Ginger is a complete exorcism of all the negative emotions the band members were going through. The material on Ginger is focused and centered on making it the bands’ most mature record to date. This record is about internal conflicts, being lost and flawed as well as finding redemption. The intro song No Halo has a gentle beat with subtly warped guitar instrumentals and bittersweet vocals from featured artist Deb Never and band member Merlyn Wood, along with a verse by Joba which was layered with key features that are highlighted within the record, using religion in order to cope with a bad situation. The second track is Sugar which gives listeners a soft R&B jam with a catchy hook from BROCKHAMPTON’s founder Kevin Abstract. The track Heaven Belongs To You is a short motif to the upcoming songs on the record that consists of featured artist Slowthai who had recently released his first project earlier this year. On this track Slowthai raps about how you shouldn’t need to pray and wait for things to come to you since they already belong to you, and it’s your job to obtain these things, bringing religion down to more of an eye-to-eye level rather than having to glorify religious practices just to become successful.

The track Dearly Departed is one of the most important songs on the album. This track can be explained as a violently outward thrust of all the negative emotions the group has been dealing with within the past year. The track has a slow, groovy sound that gives off a drowned 70s soul ballad. Verses from band members Kevin Abstract, Matt Champion,  as well as Joba’s chorus that ends with a gut-wrenching wail are all essential to the track. But the most hard-hitting verse comes from band member Dom McLennon. In his verse, he discusses his side of the story on the Ameer Vann situation. McLennon expresses his feelings of extreme betrayal in this explosive verse. Though this record has some very strong moment, there are a few weak links within. 

I Been Born Again, for example, feels poorly put together and lacking direction. There is, however, one redeeming feature on this track. BROCKHAMPTON’s producer Jabari Manwa demonstrates his ability to create a sort of cohesiveness within the song. He does this by ever so slightly changing beat to compliment each member’s flow on the track. The second to last track, Love Me For Life, is a song that needed to be scrapped. Joba’s melodic verse on the track starts to become tedious and annoying, while Kevin Abstract’s verse which was very lackluster, needs to be taken back to the drawing board. 

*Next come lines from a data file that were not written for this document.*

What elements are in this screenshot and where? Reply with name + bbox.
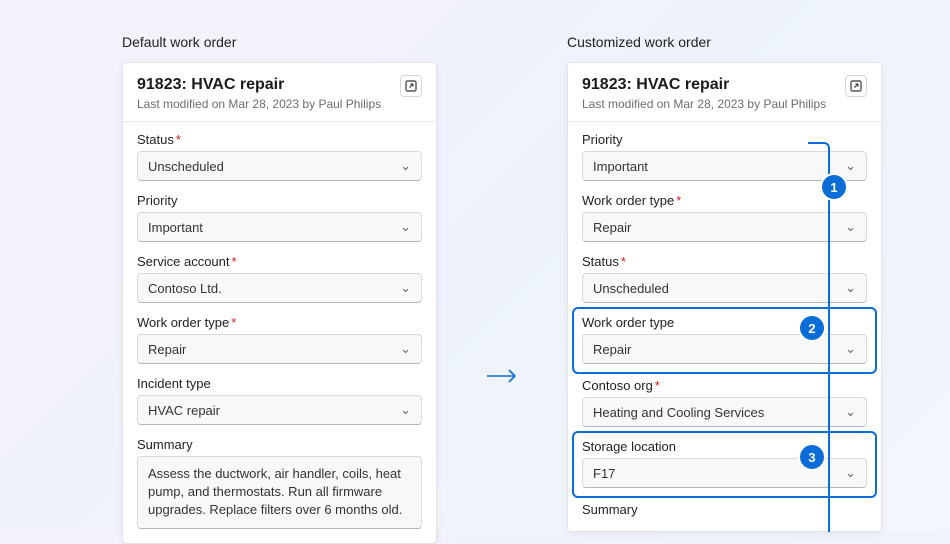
field-label: Work order type*	[137, 315, 422, 330]
customized-column: Customized work order 91823: HVAC repair…	[567, 34, 882, 532]
select-value: Important	[593, 159, 648, 174]
expand-icon	[405, 80, 417, 92]
field-incident-type: Incident type HVAC repair ⌄	[137, 376, 422, 425]
field-label: Status*	[137, 132, 422, 147]
field-status: Status* Unscheduled ⌄	[137, 132, 422, 181]
callout-badge-2: 2	[800, 316, 824, 340]
chevron-down-icon: ⌄	[845, 341, 856, 357]
card-title: 91823: HVAC repair	[137, 75, 381, 95]
field-work-order-type-highlight: Work order type Repair ⌄	[572, 307, 877, 374]
chevron-down-icon: ⌄	[400, 219, 411, 235]
chevron-down-icon: ⌄	[400, 341, 411, 357]
status-select[interactable]: Unscheduled ⌄	[137, 151, 422, 181]
chevron-down-icon: ⌄	[845, 219, 856, 235]
default-column: Default work order 91823: HVAC repair La…	[122, 34, 437, 544]
callout-badge-3: 3	[800, 445, 824, 469]
card-title: 91823: HVAC repair	[582, 75, 826, 95]
customized-heading: Customized work order	[567, 34, 882, 50]
card-header: 91823: HVAC repair Last modified on Mar …	[568, 63, 881, 122]
field-summary: Summary Assess the ductwork, air handler…	[137, 437, 422, 529]
work-order-type-select[interactable]: Repair ⌄	[137, 334, 422, 364]
arrow-right-icon	[485, 367, 519, 390]
field-priority: Priority Important ⌄	[137, 193, 422, 242]
expand-button[interactable]	[845, 75, 867, 97]
incident-type-select[interactable]: HVAC repair ⌄	[137, 395, 422, 425]
field-storage-location-highlight: Storage location F17 ⌄	[572, 431, 877, 498]
customized-card: 91823: HVAC repair Last modified on Mar …	[567, 62, 882, 532]
field-label: Priority	[137, 193, 422, 208]
chevron-down-icon: ⌄	[845, 404, 856, 420]
chevron-down-icon: ⌄	[845, 158, 856, 174]
callout-badge-1: 1	[822, 175, 846, 199]
select-value: Heating and Cooling Services	[593, 405, 764, 420]
select-value: Repair	[593, 220, 631, 235]
expand-icon	[850, 80, 862, 92]
service-account-select[interactable]: Contoso Ltd. ⌄	[137, 273, 422, 303]
select-value: Unscheduled	[148, 159, 224, 174]
select-value: Important	[148, 220, 203, 235]
select-value: Unscheduled	[593, 281, 669, 296]
priority-select[interactable]: Important ⌄	[137, 212, 422, 242]
default-card: 91823: HVAC repair Last modified on Mar …	[122, 62, 437, 544]
select-value: Repair	[593, 342, 631, 357]
card-header: 91823: HVAC repair Last modified on Mar …	[123, 63, 436, 122]
select-value: HVAC repair	[148, 403, 220, 418]
field-service-account: Service account* Contoso Ltd. ⌄	[137, 254, 422, 303]
field-label: Service account*	[137, 254, 422, 269]
card-subtitle: Last modified on Mar 28, 2023 by Paul Ph…	[582, 97, 826, 111]
chevron-down-icon: ⌄	[845, 465, 856, 481]
field-work-order-type: Work order type* Repair ⌄	[137, 315, 422, 364]
expand-button[interactable]	[400, 75, 422, 97]
select-value: Repair	[148, 342, 186, 357]
card-subtitle: Last modified on Mar 28, 2023 by Paul Ph…	[137, 97, 381, 111]
chevron-down-icon: ⌄	[400, 402, 411, 418]
chevron-down-icon: ⌄	[845, 280, 856, 296]
select-value: F17	[593, 466, 615, 481]
field-label: Incident type	[137, 376, 422, 391]
chevron-down-icon: ⌄	[400, 158, 411, 174]
summary-textarea[interactable]: Assess the ductwork, air handler, coils,…	[137, 456, 422, 529]
select-value: Contoso Ltd.	[148, 281, 222, 296]
field-label: Summary	[137, 437, 422, 452]
chevron-down-icon: ⌄	[400, 280, 411, 296]
default-heading: Default work order	[122, 34, 437, 50]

Victor Roberts was a stellar outro.  The track was named after new artist Victor Roberts II. Roberts’ verse speaks on a very traumatic event he experienced at a very young age that would completely sober the listener. His flow on the track gave the impression of frustration, making the verse ever so compelling. Immediately after his verse it follows up with a beautiful chorus by featured artists Ryan Beaty and band member Bearface, which neatly wraps up the song. 

BROCKHAMPTON has found its footing after a long year of tumult and everyone will be anticipating what the band will do next.